Ceux qui n’ont pas essayé ne connaissent pas la douleur et le plaisir désespéré de s’allonger sur le divan de l’analyste. Le corps s’allonge et c’est comme s’il rentrait entre les bords d’une plaie encore chaude. Quelque chose, peut-être les muscles, s’endorment, car c’est un lit après tout. Et quelque chose de profond à l’intérieur se réveille, se met à bouger, à palpiter, à saigner. Il était une fois des gens qui naissaient dans un lit à la maison. Et c’est cette prise de conscience de l’enfant à naître, ce lit pour un nouvel accouchement, que Sarah Jones a photographié depuis 1997 dans sa longue série consacrée à l’espace que chaque thérapeute aménage pour ses patients. Parmi ces chambres, où résonnent des paroles douloureuses et donc salvatrices, la chambre au « lit rouge » est la plus emblématique. Miracle d’une couleur qui rappelle le manteau de la Madeleine dans la crucifixion de Masaccio comme dans le redroom, murder, dans la chambre des horreurs de Stanley Kubrick.
Pourtant, c’est précisément dans une telle imbrication de l’espace tragique et de l’expérience de l’amour et de la perte qu’idéalement un autre auteur extraordinaire comme Sanne Sannes a décidé, pendant une carrière courte et très intense, de mettre en scène la scène de ses obsessions.

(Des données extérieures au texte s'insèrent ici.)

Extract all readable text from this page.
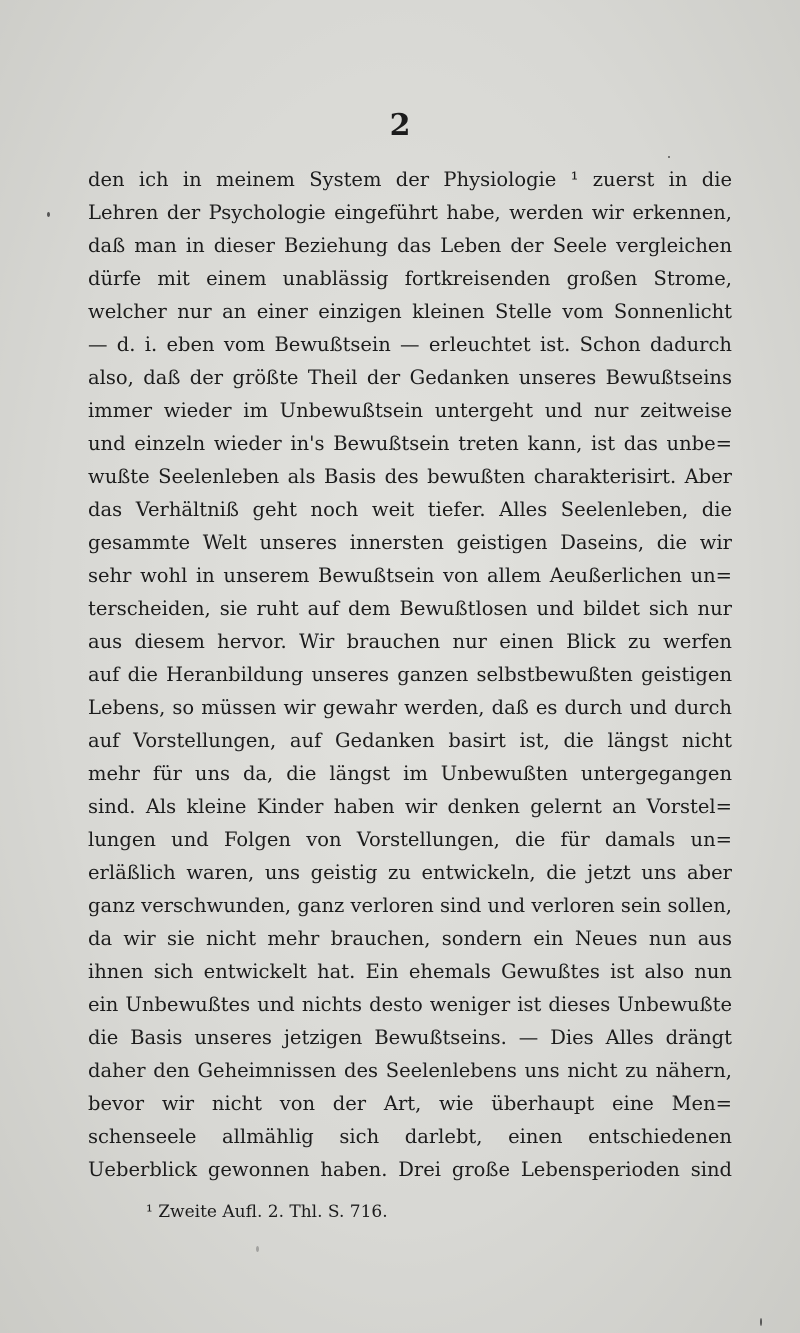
2
den ich in meinem System der Physiologie ¹ zuerst in die
Lehren der Psychologie eingeführt habe, werden wir erkennen,
daß man in dieser Beziehung das Leben der Seele vergleichen
dürfe mit einem unablässig fortkreisenden großen Strome,
welcher nur an einer einzigen kleinen Stelle vom Sonnenlicht
— d. i. eben vom Bewußtsein — erleuchtet ist. Schon dadurch
also, daß der größte Theil der Gedanken unseres Bewußtseins
immer wieder im Unbewußtsein untergeht und nur zeitweise
und einzeln wieder in's Bewußtsein treten kann, ist das unbe=
wußte Seelenleben als Basis des bewußten charakterisirt. Aber
das Verhältniß geht noch weit tiefer. Alles Seelenleben, die
gesammte Welt unseres innersten geistigen Daseins, die wir
sehr wohl in unserem Bewußtsein von allem Aeußerlichen un=
terscheiden, sie ruht auf dem Bewußtlosen und bildet sich nur
aus diesem hervor. Wir brauchen nur einen Blick zu werfen
auf die Heranbildung unseres ganzen selbstbewußten geistigen
Lebens, so müssen wir gewahr werden, daß es durch und durch
auf Vorstellungen, auf Gedanken basirt ist, die längst nicht
mehr für uns da, die längst im Unbewußten untergegangen
sind. Als kleine Kinder haben wir denken gelernt an Vorstel=
lungen und Folgen von Vorstellungen, die für damals un=
erläßlich waren, uns geistig zu entwickeln, die jetzt uns aber
ganz verschwunden, ganz verloren sind und verloren sein sollen,
da wir sie nicht mehr brauchen, sondern ein Neues nun aus
ihnen sich entwickelt hat. Ein ehemals Gewußtes ist also nun
ein Unbewußtes und nichts desto weniger ist dieses Unbewußte
die Basis unseres jetzigen Bewußtseins. — Dies Alles drängt
daher den Geheimnissen des Seelenlebens uns nicht zu nähern,
bevor wir nicht von der Art, wie überhaupt eine Men=
schenseele allmählig sich darlebt, einen entschiedenen
Ueberblick gewonnen haben. Drei große Lebensperioden sind
¹ Zweite Aufl. 2. Thl. S. 716.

Au centre du regard se trouvent le visage et le corps féminin ; des femmes Sannes aimait dépeindre l’émergence du plaisir, le mouvement du spasme au 1/25 de seconde. D’autres lits, tout juste défaits, d’autres naissances, d’autres morts en tant que tels sont des orgasmes. Et surtout d’autres blessures, cette fois infligées par l’auteur lui-même qui a laissé des marques, des égratignures, des coupures sur la substance vivante et délicate du négatif.

Après la mort tragique de Sanne à l’âge de trente ans, son œuvre est tombée dans l’oubli depuis longtemps. Quatre décennies plus tard, son frère, Rob G. Sannes, l’a réveillée d’un sommeil profond, encore un autre lit, et l’a ramené à la lumière. L’intérêt est immédiat, à tel point que l’image actuellement dans la collection d’Ettore Molinario – un seul agrandissement réalisé en 1966 pour l’exposition de Sannes au musée d’Arnhem – est déjà en cours de négociation pour entrer au Rijksmuseum d’Amsterdam. Ce que ces rayures sur le visage d’une femme cachent ou révèlent, que ce soit l’amour disparu ou rejeté, ou peut-être la solitude, nous ne le savons pas. On sait par contre que le premier volume publié par Sannes s’intitulait Oog om Oog, œil pour œil. Vengeance, défi extrême, union violente ? Mon regard qui croise le tien et te possède ? Peut-être. Et ce n’est peut-être pas un hasard si Sigmund Freud « invente » le divan d’analyste et isole le patient parce qu’il lui était impossible de soutenir longtemps ces yeux assoiffés de douleur et de réponses.